Si tuviéramos que buscar un denominador común en la política exterior española desde que el gobierno de las ansias infinitas de paz rige nuestros destinos, éste sería sin duda la traición, categoría devaluada por una concepción desmedulada de la democracia. El resto de países con los que alguna vez estuvimos vinculados ya saben que la deslealtad es la divisa de este gobierno de zotes, lo que resulta también interesante, acaso especialmente, para nuestros enemigos, pues aunque el irenismo progre impida a ZP reconocer este hecho elemental, haberlos haylos. Es en este contexto en el que hay que entender la venta al gobierno de Marruecos –barato, barato– de los veinte tanques M-60 desplegados en Ceuta y Melilla (la última gestión del Ministro Bono antes de viajar a los EEUU para detener a Donald Rumsfeld y exigirle responsabilidades por la guerra de Irak), para ser utilizados en el Sahara Occidental y acabar de paso con las esperanzas del pueblo saharaui de que alguna vez se respeten los pronunciamientos jurídico-internacionales que exigen la celebración del referéndum anunciado desde 1974.
Hablamos del PSOE. El mismo partido político que en 1976, por boca de Felipe González Márquez, a la sazón su Secretario General, arengaba a los saharauis en sus visitas a los campamentos de Tinduf, con promesas de lealtad imperecedera. «Nuestro partido –clamaba González– está convencido de que el Frente Polisario es el guía recto hacia la victoria final del pueblo saharaui. Y está convencido también de que vuestra república democrática se consolidará sobre vuestro pueblo y podréis volver a vuestros hogares. Sabemos que vuestra experiencia es la de haber recibido muchas promesas nunca cumplidas: Yo quiero, por consiguiente (sic), no prometeros algo, sino comprometerme con la Historia. Nuestro partido estará con vosotros hasta la victoria final».
Eran los tiempos en que la defensa de la causa del Frente Polisario, se consideraba un imperativo progresista frente a la sombría España de la dictadura y su vergonzante Acuerdo de Madrid, con el que se ponía fin a nuestra presencia en África. Para ser honestos, eran también los tiempos de la ruptura democrática nonata y del primer congreso del PSOE tras la muerte de Franco, en el que entre aclamaciones diversas (España, mañana, será republicana) el partido se definía como «socialista porque su programa y su acción van encaminados a la superación del modo de producción capitalista mediante la toma del poder político y económico y la socialización de los medios de producción, distribución y cambio por la clase trabajadora», al tiempo que rechazaba enérgicamente «cualquier camino de acomodación al capitalismo o la simple reforma de este sistema».
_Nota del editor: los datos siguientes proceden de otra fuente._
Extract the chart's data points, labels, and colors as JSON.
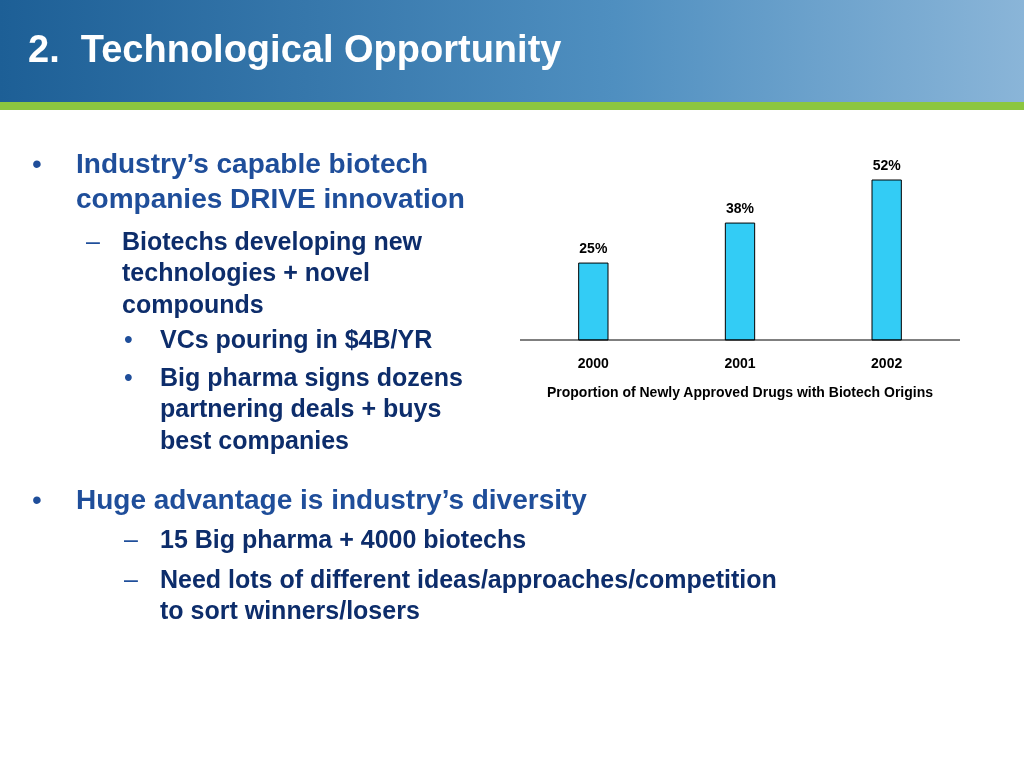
{
  "chart_data": {
    "type": "bar",
    "title": "2.  Technological Opportunity",
    "categories": [
      "2000",
      "2001",
      "2002"
    ],
    "values": [
      25,
      38,
      52
    ],
    "value_labels": [
      "25%",
      "38%",
      "52%"
    ],
    "color": "#33ccf5",
    "xlabel": "Proportion of Newly Approved Drugs with Biotech Origins",
    "annotations": [
      "• Industry’s capable biotech companies DRIVE innovation",
      "– Biotechs developing new technologies + novel compounds",
      "• VCs pouring in $4B/YR",
      "• Big pharma signs dozens partnering deals + buys best companies",
      "• Huge advantage is industry’s diversity",
      "– 15 Big pharma + 4000 biotechs",
      "– Need lots of different ideas/approaches/competition to sort winners/losers"
    ]
  }
}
La profesión de fe marxista del socialismo español duró muy poco –mucho más dura el proverbial oportunismo de la socialdemocracia–. Su lealtad a la población de la provincia saharaui española menos aún; tan sólo hasta su llegada al poder. A partir de ese momento, las promesas de adhesión inquebrantable al pueblo saharaui –con D.N.I. Español– fueron reemplazadas por una política de supuesta neutralidad, al calor del lobby promarroquí que desde siempre ha operado en España, con la que el PSOE acabó abandonando a su suerte a un pueblo que, por mandato del derecho internacional, sino por decencia histórica, estaba obligado a defender. De las arengas prosaharauis en las dunas de Tinduf, el socialismo patrio pasó al juego sucio a favor del Anschluss marroquí, como ocurrió con el famoso topo del Ministerio de Asuntos Exteriores, encargado de filtrar a los servicios secretos del sultán documentos confidenciales con información muy sensible relativa al Frente Polisario (Diario El País del 20 de junio de 1990), que obligó a Javier Solana a dar explicaciones públicas de esta «minitraición», como él mismo la calificó. Por cierto, en aquellos momentos, el Director General para África del Ministerio de Asuntos Exteriores era Jorge Dezcallar y el subdirector para la zona del Magreb un tal Miguel Ángel Moratinos; quizás al lector le suenen de algo.